Tenho meio século, um pouco mais, como sabes, e entre muitas coisas más,boas vieram também,uma é mesmo impagável,a sensação que tenho de viver como um passarinho fora da gaiola,voando a favor dos ventos Alísios. Mas também desta matéria me reservo para contigo falar olhos nos olhos.

Não vale a pena estar com rodeios, empatizei contigo desde o primeiro minuto que nos cruzamos, para não utilizar outro adjectivo mais carinhoso, e estou-me a lembrar como ficaste reborizada e encabulada quando disse o quanto de ti gostava …percebeu-se desse lado um sorriso timido e embaraçoso.



Obviamente que sei que não vives sozinha,talvez com Deus também em circunstâncias as quais sei muito poucas, apenas algum comentário que fizeste aqui e acolá.



Manuela, sem qualquer pretensiosismo vou-te dar o que  quiseres de mim, nunca extravasando ou passando o limbo do razoável, pelas razões já apontadas. Eu vivo sozinho,quiçá acompanhado por vezes tentando acreditar que Ele existe, e sem ter que dar satisfações a ninguém,a Ele talvez,mas a convicção não chega a tanto ao contrário de ti.Talvez os ventos Alísios te inspirem também num  livre voo,e livre refaças a tua vida.

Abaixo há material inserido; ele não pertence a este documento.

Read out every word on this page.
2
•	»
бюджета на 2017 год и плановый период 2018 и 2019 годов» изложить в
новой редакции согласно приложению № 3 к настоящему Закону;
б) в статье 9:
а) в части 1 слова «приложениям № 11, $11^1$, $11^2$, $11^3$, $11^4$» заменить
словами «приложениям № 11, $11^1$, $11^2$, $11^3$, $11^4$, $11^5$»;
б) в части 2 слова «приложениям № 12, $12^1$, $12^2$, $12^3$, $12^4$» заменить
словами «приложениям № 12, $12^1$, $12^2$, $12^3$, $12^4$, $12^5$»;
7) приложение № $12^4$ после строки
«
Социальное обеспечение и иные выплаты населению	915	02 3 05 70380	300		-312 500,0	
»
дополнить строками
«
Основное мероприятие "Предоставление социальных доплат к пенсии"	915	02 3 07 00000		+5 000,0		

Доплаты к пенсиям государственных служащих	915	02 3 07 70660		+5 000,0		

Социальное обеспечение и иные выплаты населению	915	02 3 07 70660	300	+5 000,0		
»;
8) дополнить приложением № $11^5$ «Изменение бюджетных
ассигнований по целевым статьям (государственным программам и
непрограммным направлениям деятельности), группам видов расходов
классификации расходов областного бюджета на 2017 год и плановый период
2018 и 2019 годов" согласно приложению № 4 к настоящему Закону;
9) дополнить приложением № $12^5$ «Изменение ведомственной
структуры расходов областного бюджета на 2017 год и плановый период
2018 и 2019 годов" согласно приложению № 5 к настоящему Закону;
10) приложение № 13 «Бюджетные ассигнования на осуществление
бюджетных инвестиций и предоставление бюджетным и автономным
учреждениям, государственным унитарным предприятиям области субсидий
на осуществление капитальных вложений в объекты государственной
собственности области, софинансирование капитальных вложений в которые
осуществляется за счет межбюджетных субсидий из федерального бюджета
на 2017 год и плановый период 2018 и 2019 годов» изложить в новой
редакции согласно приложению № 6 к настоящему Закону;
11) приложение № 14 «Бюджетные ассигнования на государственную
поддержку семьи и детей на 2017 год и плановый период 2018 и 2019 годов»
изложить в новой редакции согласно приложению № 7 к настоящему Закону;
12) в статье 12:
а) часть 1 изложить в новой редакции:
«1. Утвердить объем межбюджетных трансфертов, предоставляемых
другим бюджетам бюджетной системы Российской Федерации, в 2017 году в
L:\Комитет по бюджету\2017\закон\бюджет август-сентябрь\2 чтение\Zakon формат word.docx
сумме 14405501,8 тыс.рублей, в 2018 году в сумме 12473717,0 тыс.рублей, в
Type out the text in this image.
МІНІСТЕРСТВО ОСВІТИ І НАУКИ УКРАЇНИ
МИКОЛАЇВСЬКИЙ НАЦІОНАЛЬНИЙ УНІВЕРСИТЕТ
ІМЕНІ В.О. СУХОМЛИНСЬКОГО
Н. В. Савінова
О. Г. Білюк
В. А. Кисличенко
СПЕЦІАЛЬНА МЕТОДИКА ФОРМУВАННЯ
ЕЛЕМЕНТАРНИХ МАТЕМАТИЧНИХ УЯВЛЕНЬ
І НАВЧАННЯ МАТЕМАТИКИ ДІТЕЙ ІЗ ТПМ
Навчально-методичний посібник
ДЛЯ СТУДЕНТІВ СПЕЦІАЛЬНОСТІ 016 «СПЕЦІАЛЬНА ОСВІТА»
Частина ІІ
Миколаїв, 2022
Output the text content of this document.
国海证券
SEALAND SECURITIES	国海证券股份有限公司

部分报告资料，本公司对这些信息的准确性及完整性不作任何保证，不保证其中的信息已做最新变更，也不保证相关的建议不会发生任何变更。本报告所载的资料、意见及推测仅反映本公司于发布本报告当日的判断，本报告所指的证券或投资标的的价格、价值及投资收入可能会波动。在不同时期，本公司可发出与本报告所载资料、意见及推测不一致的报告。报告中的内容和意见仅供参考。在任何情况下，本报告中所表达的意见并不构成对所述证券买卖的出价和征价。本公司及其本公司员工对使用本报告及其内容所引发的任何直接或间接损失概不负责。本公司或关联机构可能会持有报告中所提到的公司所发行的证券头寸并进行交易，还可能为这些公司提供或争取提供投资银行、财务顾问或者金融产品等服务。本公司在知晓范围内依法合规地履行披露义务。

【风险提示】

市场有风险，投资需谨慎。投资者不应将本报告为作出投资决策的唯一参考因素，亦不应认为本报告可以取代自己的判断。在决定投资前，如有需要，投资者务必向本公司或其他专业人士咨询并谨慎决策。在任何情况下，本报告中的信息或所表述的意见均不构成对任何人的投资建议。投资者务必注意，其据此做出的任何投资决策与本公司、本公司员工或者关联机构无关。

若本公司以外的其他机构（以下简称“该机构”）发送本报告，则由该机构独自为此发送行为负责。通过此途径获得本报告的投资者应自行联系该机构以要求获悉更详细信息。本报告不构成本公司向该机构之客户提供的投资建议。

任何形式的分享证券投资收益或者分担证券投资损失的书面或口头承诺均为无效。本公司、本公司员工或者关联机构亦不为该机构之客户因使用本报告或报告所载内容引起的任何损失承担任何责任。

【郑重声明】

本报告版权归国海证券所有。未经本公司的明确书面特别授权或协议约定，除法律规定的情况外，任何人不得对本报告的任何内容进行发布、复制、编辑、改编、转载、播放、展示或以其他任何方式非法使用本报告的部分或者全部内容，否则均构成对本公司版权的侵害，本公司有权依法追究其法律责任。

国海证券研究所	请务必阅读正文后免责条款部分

Vou deixar que sejas tu a gerir a situação a teu bel-prazer, convicto e esperançado que vá fazendo parte da tu vida, reforçando que te darei o que tu de mim bem te aprover, não forçando coisa alguma. É uma forma de estar na vida, é a minha filosofia desta!



…E vencido pelo cansaço, fechou de vez os olhos, para sempre, e eternamente o livro também.